The 24/7 nature of dairying sometimes puts you in a position where repetition makes it hard to see what it is that is preventing success. We can all analyze political gaffes and missteps because our spectator viewpoint gives us a different perspective. Try distancing yourself from your own calf-rearing operation. What would a reporter, interviewer or competitive peer point out as being “wrong” if they inspected your calf operation?
Are any of these “Don’t Do’s” present in your calf operation?
Temperature Stress: Too cold or too Hot.
Wet: Wet calves. Wet bedding
Poor hygiene: Fecal or other contamination of milk, feed or water
Non-existent or poor air flow: Are calves exposed to draftiness or poor ventilation.
Lack of attention to detail: No posted protocols. No recorded observations.
Exposure to germs and bacteria: irregular or haphazard cleaning.
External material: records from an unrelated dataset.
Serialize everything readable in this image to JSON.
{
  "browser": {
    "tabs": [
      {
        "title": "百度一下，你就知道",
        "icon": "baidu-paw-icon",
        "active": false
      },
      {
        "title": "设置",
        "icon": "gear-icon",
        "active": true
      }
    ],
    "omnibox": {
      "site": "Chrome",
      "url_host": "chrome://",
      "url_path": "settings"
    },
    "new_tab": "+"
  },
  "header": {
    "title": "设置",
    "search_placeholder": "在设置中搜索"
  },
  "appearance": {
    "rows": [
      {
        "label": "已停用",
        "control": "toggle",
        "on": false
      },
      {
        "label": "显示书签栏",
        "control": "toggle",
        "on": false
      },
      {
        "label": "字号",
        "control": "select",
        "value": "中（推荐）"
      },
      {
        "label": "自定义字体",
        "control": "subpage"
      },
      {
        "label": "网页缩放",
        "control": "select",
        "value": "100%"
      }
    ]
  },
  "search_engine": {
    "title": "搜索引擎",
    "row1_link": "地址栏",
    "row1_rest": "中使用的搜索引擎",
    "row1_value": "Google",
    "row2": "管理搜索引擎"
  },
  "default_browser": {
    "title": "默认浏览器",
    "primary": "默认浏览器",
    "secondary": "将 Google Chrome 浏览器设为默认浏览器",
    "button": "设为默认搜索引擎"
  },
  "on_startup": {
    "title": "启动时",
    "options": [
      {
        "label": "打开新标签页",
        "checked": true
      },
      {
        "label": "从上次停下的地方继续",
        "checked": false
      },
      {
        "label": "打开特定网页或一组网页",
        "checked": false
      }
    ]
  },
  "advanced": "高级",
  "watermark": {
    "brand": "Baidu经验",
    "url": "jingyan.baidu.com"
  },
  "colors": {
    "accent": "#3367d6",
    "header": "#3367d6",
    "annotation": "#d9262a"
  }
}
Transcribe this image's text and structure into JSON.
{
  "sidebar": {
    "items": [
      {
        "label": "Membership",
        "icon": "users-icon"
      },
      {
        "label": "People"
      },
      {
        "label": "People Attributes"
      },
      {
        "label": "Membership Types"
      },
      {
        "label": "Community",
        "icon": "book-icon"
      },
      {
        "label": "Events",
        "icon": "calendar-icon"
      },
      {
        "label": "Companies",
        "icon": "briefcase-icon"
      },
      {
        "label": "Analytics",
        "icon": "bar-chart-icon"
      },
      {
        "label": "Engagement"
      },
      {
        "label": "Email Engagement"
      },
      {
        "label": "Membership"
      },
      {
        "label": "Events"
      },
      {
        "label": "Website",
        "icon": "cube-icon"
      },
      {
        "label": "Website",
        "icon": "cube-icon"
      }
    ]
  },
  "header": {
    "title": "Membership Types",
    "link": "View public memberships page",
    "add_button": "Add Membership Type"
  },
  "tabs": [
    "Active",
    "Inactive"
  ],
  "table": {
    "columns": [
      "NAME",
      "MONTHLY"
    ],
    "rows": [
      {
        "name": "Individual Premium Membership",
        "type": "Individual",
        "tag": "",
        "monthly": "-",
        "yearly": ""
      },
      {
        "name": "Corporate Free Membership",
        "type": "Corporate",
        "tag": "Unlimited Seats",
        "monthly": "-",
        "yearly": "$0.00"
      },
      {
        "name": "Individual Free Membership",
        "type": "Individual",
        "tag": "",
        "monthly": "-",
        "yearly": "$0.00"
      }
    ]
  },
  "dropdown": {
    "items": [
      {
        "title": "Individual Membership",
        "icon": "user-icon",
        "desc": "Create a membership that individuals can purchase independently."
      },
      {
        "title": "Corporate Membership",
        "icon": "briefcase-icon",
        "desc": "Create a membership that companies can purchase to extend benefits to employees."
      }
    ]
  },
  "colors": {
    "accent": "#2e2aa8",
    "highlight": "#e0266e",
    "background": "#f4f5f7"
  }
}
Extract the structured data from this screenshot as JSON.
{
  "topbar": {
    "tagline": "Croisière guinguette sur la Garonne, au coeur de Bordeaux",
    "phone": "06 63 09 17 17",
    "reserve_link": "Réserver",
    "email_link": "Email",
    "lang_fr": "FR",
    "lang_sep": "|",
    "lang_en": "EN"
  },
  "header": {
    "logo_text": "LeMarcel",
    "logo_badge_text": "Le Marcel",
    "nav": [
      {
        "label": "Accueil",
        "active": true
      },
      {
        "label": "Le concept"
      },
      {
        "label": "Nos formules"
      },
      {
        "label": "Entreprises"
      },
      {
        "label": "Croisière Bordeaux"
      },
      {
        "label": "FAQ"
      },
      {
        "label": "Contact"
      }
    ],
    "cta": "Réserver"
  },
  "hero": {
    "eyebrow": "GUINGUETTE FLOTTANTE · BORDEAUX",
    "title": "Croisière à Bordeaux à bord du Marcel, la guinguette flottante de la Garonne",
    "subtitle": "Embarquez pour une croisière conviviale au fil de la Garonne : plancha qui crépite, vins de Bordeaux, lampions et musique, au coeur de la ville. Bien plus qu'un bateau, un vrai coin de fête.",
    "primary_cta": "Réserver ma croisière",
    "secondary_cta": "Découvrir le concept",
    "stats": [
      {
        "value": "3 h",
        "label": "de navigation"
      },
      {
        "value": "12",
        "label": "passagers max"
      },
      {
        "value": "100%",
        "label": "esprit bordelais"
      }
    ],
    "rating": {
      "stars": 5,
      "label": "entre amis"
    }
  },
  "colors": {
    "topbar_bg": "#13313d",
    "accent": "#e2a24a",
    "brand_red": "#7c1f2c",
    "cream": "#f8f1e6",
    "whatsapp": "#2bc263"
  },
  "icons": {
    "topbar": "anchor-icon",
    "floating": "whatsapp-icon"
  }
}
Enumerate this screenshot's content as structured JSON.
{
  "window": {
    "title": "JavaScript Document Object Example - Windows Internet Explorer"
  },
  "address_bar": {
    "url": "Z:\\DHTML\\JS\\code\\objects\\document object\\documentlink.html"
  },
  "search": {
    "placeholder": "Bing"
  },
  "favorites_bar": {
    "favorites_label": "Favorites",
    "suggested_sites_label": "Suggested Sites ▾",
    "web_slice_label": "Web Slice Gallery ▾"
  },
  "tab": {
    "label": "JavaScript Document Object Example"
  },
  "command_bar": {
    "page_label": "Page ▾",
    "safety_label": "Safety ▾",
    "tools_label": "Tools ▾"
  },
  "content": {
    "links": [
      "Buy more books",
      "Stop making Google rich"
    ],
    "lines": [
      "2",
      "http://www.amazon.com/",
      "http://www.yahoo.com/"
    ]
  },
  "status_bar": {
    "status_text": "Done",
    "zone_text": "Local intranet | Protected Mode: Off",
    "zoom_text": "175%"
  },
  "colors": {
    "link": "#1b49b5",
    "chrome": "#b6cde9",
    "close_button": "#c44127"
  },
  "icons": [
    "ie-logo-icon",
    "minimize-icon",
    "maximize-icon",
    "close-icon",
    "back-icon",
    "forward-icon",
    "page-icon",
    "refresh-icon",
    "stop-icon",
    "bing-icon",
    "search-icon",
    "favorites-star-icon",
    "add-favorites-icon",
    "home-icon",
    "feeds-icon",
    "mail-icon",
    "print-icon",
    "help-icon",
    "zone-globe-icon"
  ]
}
Exposure to other sick animals or by feeding or handling of young calves after older animals
Mishandling of unhealthy calves: Not isolating calves that show any sign of disease.
Are You Making Your Young Calves Sick?
Even with the best intentions, you could be setting yourself up for failure by the way you carry out your calf care.
Here are five things you don’t want to make part of your calf raising routine.
- Feeding older calves before feeding and handling the youngest calves. This could spread infections from the one group to the other.
- Feeding unpasteurized milk and waste milk containing antibiotics
- Allowing calves to drink milk in an incorrect position. Calves drink best by sucking from a bottle where the milk is placed higher than the teat so the calf sucks more naturally.
- Rapid changes of milk type and concentration of milk replacer
- Using milk replacer not adapted for young calves
These two steps could make a tremendous difference in your calf-rearing success.
- Check calf health at least twice daily and re- cord, inform and act immediately on issues
- House sick or weak calves separately until they have recovered and are vigorous
A Calf’s First Weeks Shape the Cow’s Future
The first 100 days is where even the most seasoned dairy managers -and Presidents – make a lot of critical missteps. It’s too easy to manage by getting the job done rather than by managing the results. When you catch the signals as early as possible, there is a chance to make corrections so that the future isn’t compromised.
The Bullvine Bottom Line
Make sure that your first 100 dairy days don’t close opportunities. Whether you’re presidential or not, it is much more than simply fulfilling promises. It is all about fulfilling potential.